Le cheval au Tchad fait partie du quotidien depuis les débuts de l'ère chrétienne, tant pour le transport, la guerre, que pour les parades. Le sport hippique, introduit à la fin des années 1960, reste pratiqué malgré un fort déclin. Il est notamment populaire parmi les sahariens.

Garde du corps du cheikh de Bornu.

L'élevage du cheval semble s'être développé au début de l'ère chrétienne, deux à trois siècles avant celui du dromadaire, pour des besoins militaires et de prestige[1].

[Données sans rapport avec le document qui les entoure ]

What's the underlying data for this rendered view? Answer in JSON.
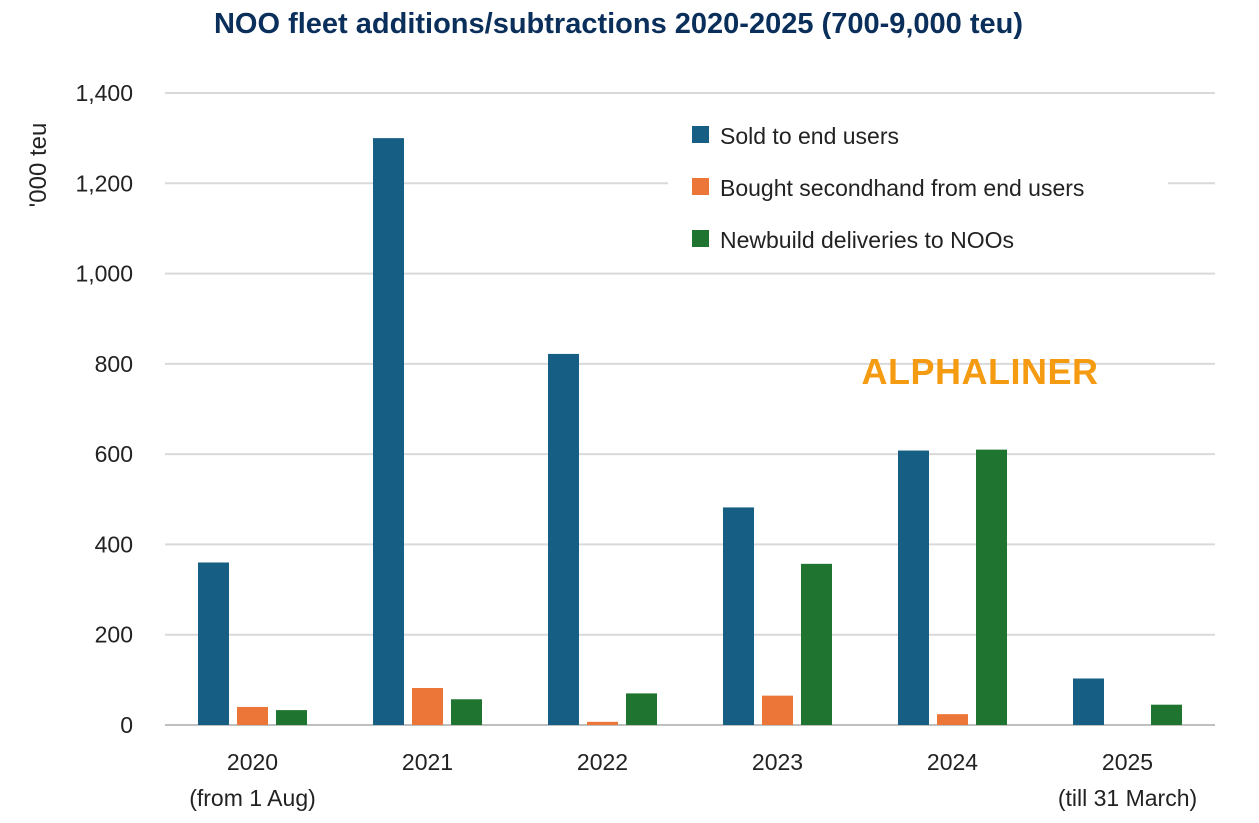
{
  "chart_data": {
    "type": "bar",
    "title": "NOO fleet additions/subtractions 2020-2025 (700-9,000 teu)",
    "ylabel": "'000 teu",
    "xlabel": "",
    "ylim": [
      0,
      1400
    ],
    "yticks": [
      0,
      200,
      400,
      600,
      800,
      1000,
      1200,
      1400
    ],
    "yticks_labels": [
      "0",
      "200",
      "400",
      "600",
      "800",
      "1,000",
      "1,200",
      "1,400"
    ],
    "categories": [
      {
        "line1": "2020",
        "line2": "(from 1 Aug)"
      },
      {
        "line1": "2021",
        "line2": ""
      },
      {
        "line1": "2022",
        "line2": ""
      },
      {
        "line1": "2023",
        "line2": ""
      },
      {
        "line1": "2024",
        "line2": ""
      },
      {
        "line1": "2025",
        "line2": "(till 31 March)"
      }
    ],
    "series": [
      {
        "name": "Sold to end users",
        "color": "#175e84",
        "values": [
          360,
          1300,
          822,
          482,
          608,
          103
        ]
      },
      {
        "name": "Bought secondhand from end users",
        "color": "#ec7637",
        "values": [
          40,
          82,
          7,
          65,
          24,
          0
        ]
      },
      {
        "name": "Newbuild deliveries to NOOs",
        "color": "#1f7530",
        "values": [
          33,
          57,
          70,
          357,
          610,
          45
        ]
      }
    ],
    "grid": true,
    "legend_position": "top-right",
    "watermark": "ALPHALINER"
  }
}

L'Association d’encouragement pour l'amélioration des races des chevaux du Tchad (AEARCT) est créée à la fin des années 1960, notamment par Abdoulaye Lamana[2]. En 1970, cette association importe six Selle français du Limousin pour entrer en croisement avec les chevaux tchadiens[2]. Le sport hippique devient rapidement populaire, aussi bien chez les Musulmans des régions du Nord que chez les Chrétiens des régions du Sud, et engendre des revenus grâce aux paris sportifs[2]. Des courses se tiennent à N'Djaména, chaque vendredi, samedi et dimanche[2].

Ce secteur subit ensuite un long déclin en raison des guerres, d'instabilités, de la vente de certains des meilleurs étalons au Nigeria, et du rejet des paris par les Musulmans[2]. En 2006 et 2008, des milices Janjawid à cheval attaquent régulièrement les villages du Sud-Est du Tchad, près de la frontière avec le Soudan[3],[4].

En juin 2014, le Tchad remporte la course hippique internationale de Maroua[5]. Début 2019, une grave épidémie de peste équine décime 300 000 chevaux et ânes sur 13 provinces au Tchad[6]. En avril 2019, le cheval du président Idriss Deby remporte la course de 10 km du Festival international des cultures sahariennes (FICSA)[7], parmi 92 participants[8].

Pratiques

Cavaliers tchadiens.

L'AEARCT est placée sous la tutelle du ministère de l'élevage tchadien[2]. Le sport hippique reste pratiqué, la course de la catégorie Gargache sur 1 600 m pour la saison 2015-2016 recevant par exemple surtout des chevaux Anglo-arabes soudanais, montés à cru[2]. La participation aux courses officielles exige une cotisation annuelle, et attire une trentaine d'écuries dans la capitale N'Djaména chaque dimanche[2]. Des courses non-officielles sont organisées dans les régions de brousse, pour résoudre des différents d'honneurs entre familles ou tribus[2]. En l'absence de règlement, les chevaux peuvent être dopés à la dexaméthasone[2]. Ces courses de brousse engendrent par ailleurs de nombreux problèmes de santé chez les chevaux[2].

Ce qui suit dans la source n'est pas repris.